To an evening soiree
with erstwhile employer Tony James Shevlin, who is in the midst of recording
some of the songs he wrote whilst on an extensive traversal of the US of States
earlier this year. He is extolling the talent of some of the local musicians
who are contributing to the project and suggests that I might be able to help
him out with a couple of verses of a thing that he’s not quite been able to
finish. Since being schooled in the Nashville co-write method during his stay
there he has become quite the evangelist for collaboration, and I figure it’d
be nice to sit down with a couple of guitars and shoot the breeze for a bit
before adding my name to the credits of what will doubtless eventually become
the main theme for a major motion picture or a recurring motif in a hugely
popular Netflix-produced detective series.
He outlines the
themes he has so far, and a rough metre, and I ask if he has a pen handy. He
produces a fine-tipped fountain pen and a vellum-bound notebook from his
expensive-looking man satchel and I scribble a few lines down. Without my
glasses, and with three pints of delicious Brewers Gold already past the low
tide mark, it seems unlikely that any of these will be decipherable in
daylight, but when the muse strikes, needs must.
Already this week I
have workshopped a new song with The Neighbourhood Dogs and, anxious that it
not sound too much like anything else,
I wondered whether it bore too much resemblance to an earlier song, called Risk?

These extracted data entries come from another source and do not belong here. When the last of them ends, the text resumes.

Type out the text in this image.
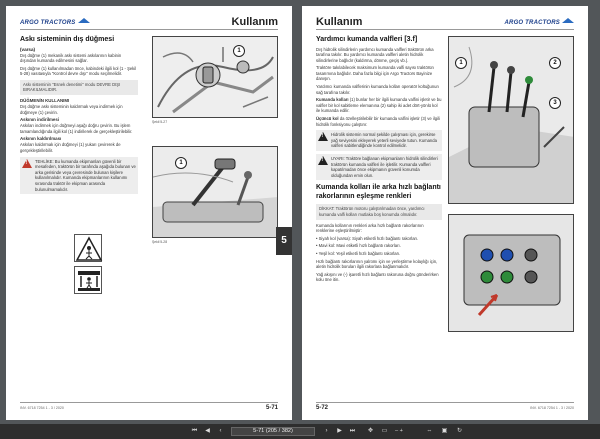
ARGO TRACTORS	Kullanım
Askı sisteminin dış düğmesi
(varsa)

Dış düğme (1) mekanik askı sistemi askılarının kabinin dışından kumanda edilmesini sağlar.

Dış düğme (1) kullanılmadan önce, kabindeki ilgili kol (1 - Şekil 5-28) vasıtasıyla "Kontrol devre dışı" modu seçilmelidir.

Askı sisteminin "Esnek denetimi" modu DEVRE DIŞI BIRAKILMALIDIR.
DÜĞMENİN KULLANIMI

Dış düğme askı sisteminin kaldırmak veya indirmek için düğmeye (1) çevirin.

Askının indirilmesi

Askıları indirmek için düğmeyi aşağı doğru çevirin. Bu işlem tamamlandığında ilgili kol (1) indirilerek de gerçekleştirilebilir.

Askının kaldırılması

Askıları kaldırmak için düğmeyi (1) yukarı çevirerek de gerçekleştirilebilir.

!
TEHLİKE: Bu kumanda ekipmanları güvenli bir mesafeden, traktörün bir tarafında aşağıda bulunan ve arka gerisinde veya çevresinde bulunan kişilere kullanılmalıdır. Kumanda ekipmanlarının kullanımı sırasında traktör ile ekipman arasında bulunulmamalıdır.
1
Şekil 5-27
1
Şekil 5-28	5
INV. 6718 7254 1 - 3 / 2020	5-71
Kullanım	ARGO TRACTORS
Yardımcı kumanda valfleri [3.f]

Dış hidrolik silindirlerin yardımcı kumanda valfleri traktörün arka tarafına takılır. Bu yardımcı kumanda valfleri aletin hidrolik silindirlerine bağlıdır (kaldırma, dönme, geçiş vb.).

Traktöre takılabilecek maksimum kumanda valfi sayısı traktörün tasarımına bağlıdır. Daha fazla bilgi için Argo Tractors Bayinize danışın.

Yardımcı kumanda valflerinin kumanda kolları operatör koltuğunun sağ tarafına takılır.

Kumanda kolları (1) bunlar her bir ilgili kumanda valfini işletir ve bu valfler bir kol sabitleme elemanına (2) sahip iki adet dört-yönlü kol ile kumanda edilir.

Üçüncü kol da özelleştirilebilir bir kumanda valfini işletir (3) ve ilgili hidrolik fonksiyonu çalıştırır.

!
Hidrolik sistemin normal şekilde çalışması için, gerekirse yağ seviyesini ekleyerek yeterli seviyede tutun. Kumanda valfleri sabitlendiğinde kontrol edilmelidir.
!
UYARI: Traktöre bağlanan ekipmanların hidrolik silindirleri traktörün kumanda valfleri ile işletilir. Kumanda valfleri kapatılmadan önce ekipmanın güvenli konumda olduğundan emin olun.
Kumanda kolları ile arka hızlı bağlantı rakorlarının eşleşme renkleri
DİKKAT: Traktörün motoru çalıştırılmadan önce, yardımcı kumanda valfi kolları mutlaka boş konumda olmalıdır.

Kumanda kollarının renkleri arka hızlı bağlantı rakorlarının renklerine eşleştirilmiştir:

• Siyah kol (varsa): Siyah etiketli hızlı bağlantı rakorları.

• Mavi kol: Mavi etiketli hızlı bağlantı rakorları.

• Yeşil kol: Yeşil etiketli hızlı bağlantı rakorları.

Hızlı bağlantı rakorlarının yalıtımı için ve yerleştirme kolaylığı için, aletin hidrolik boruları ilgili rakorlara bağlanmalıdır.

Yağ akışını ve (-) işaretli hızlı bağlantı rakoruna doğru gönderirken kolu öne itin.

1	2
3
5-72	INV. 6718 7254 1 - 3 / 2020
⏮	◀	‹	5-71 (205 / 382)	›	▶	⏭	✥	▭ – +	⇔ ▣	↻
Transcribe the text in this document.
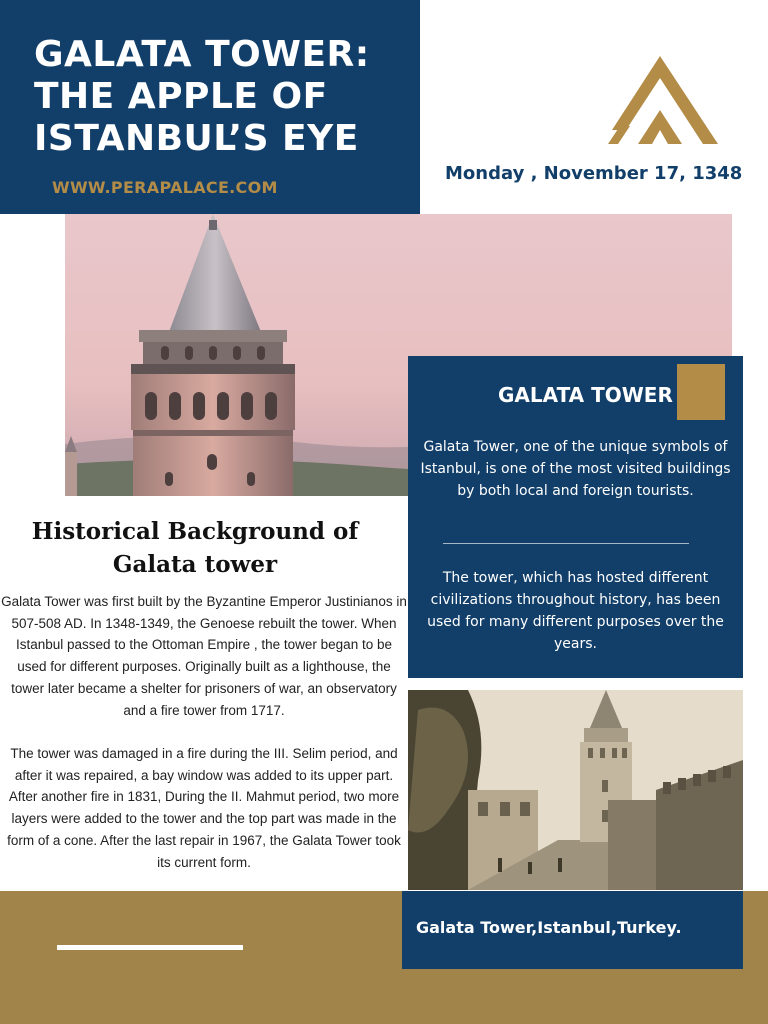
GALATA TOWER:
THE APPLE OF
ISTANBUL’S EYE
WWW.PERAPALACE.COM
Monday , November 17, 1348
GALATA TOWER

Galata Tower, one of the unique symbols of Istanbul, is one of the most visited buildings by both local and foreign tourists.

The tower, which has hosted different civilizations throughout history, has been used for many different purposes over the years.

Historical Background of
Galata tower

Galata Tower was first built by the Byzantine Emperor Justinianos in 507-508 AD. In 1348-1349, the Genoese rebuilt the tower. When Istanbul passed to the Ottoman Empire , the tower began to be used for different purposes. Originally built as a lighthouse, the tower later became a shelter for prisoners of war, an observatory and a fire tower from 1717.

The tower was damaged in a fire during the III. Selim period, and after it was repaired, a bay window was added to its upper part. After another fire in 1831, During the II. Mahmut period, two more layers were added to the tower and the top part was made in the form of a cone. After the last repair in 1967, the Galata Tower took its current form.

Galata Tower,Istanbul,Turkey.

Turny – formerly banjo player but now tasked in addition with harmonica and
melodeon and anything else it turns out he has lying around in his shed – suggests
that it’s more like The Drugs Don’t Work pointing out that there are only so
many chords and that I shouldn’t worry unnecessarily. I confess that there may
have been some Noel Gallagher on the television around the time of the song’s
conception. Mr Wendell wonders if we know any string sections and I suggest
that we layer the harmonies on the end section like those on Dr. Robert. By the
time we have all chipped in, Helen’s flute is taking the hook, replacing the original
Pink Floyd-y guitar riff with a call-and-response interplay with the harmonica.Given that I have been part of such a massive restructuring of what was originally a simple I-I-V-I-V-I-I-8-outro (as Turny’s contemporaneous notes would have it) bit of acoustic strummery I’m feeling pretty confident that I can find enough words that rhyme with the ones he’s already got to complete Shev’s opus and so by this point in the evening I’m feeling fairly expansive in mood, and pretty pleased with my own abilities and my rightful place in the pantheon of Ipswich music personalities.
A gentleman approaches our table and, spotting Shev, breaks into a broad grin of recognition. “Star Club!” he exclaims enthusiastically, naming the Beatles specialist band Mr. Shevlin and I were once one half of. “You were great! Of course, that’s where they used to play – is that where you got the name from?” Shev confirms that this is indeed the case and indicates to his new friend that I, sitting across from him, was also in the band. Our visitor regards me as levelly as his uncertain state can afford and finally I am addressed directly. “Nope” he says “I don’t remember you. At all”.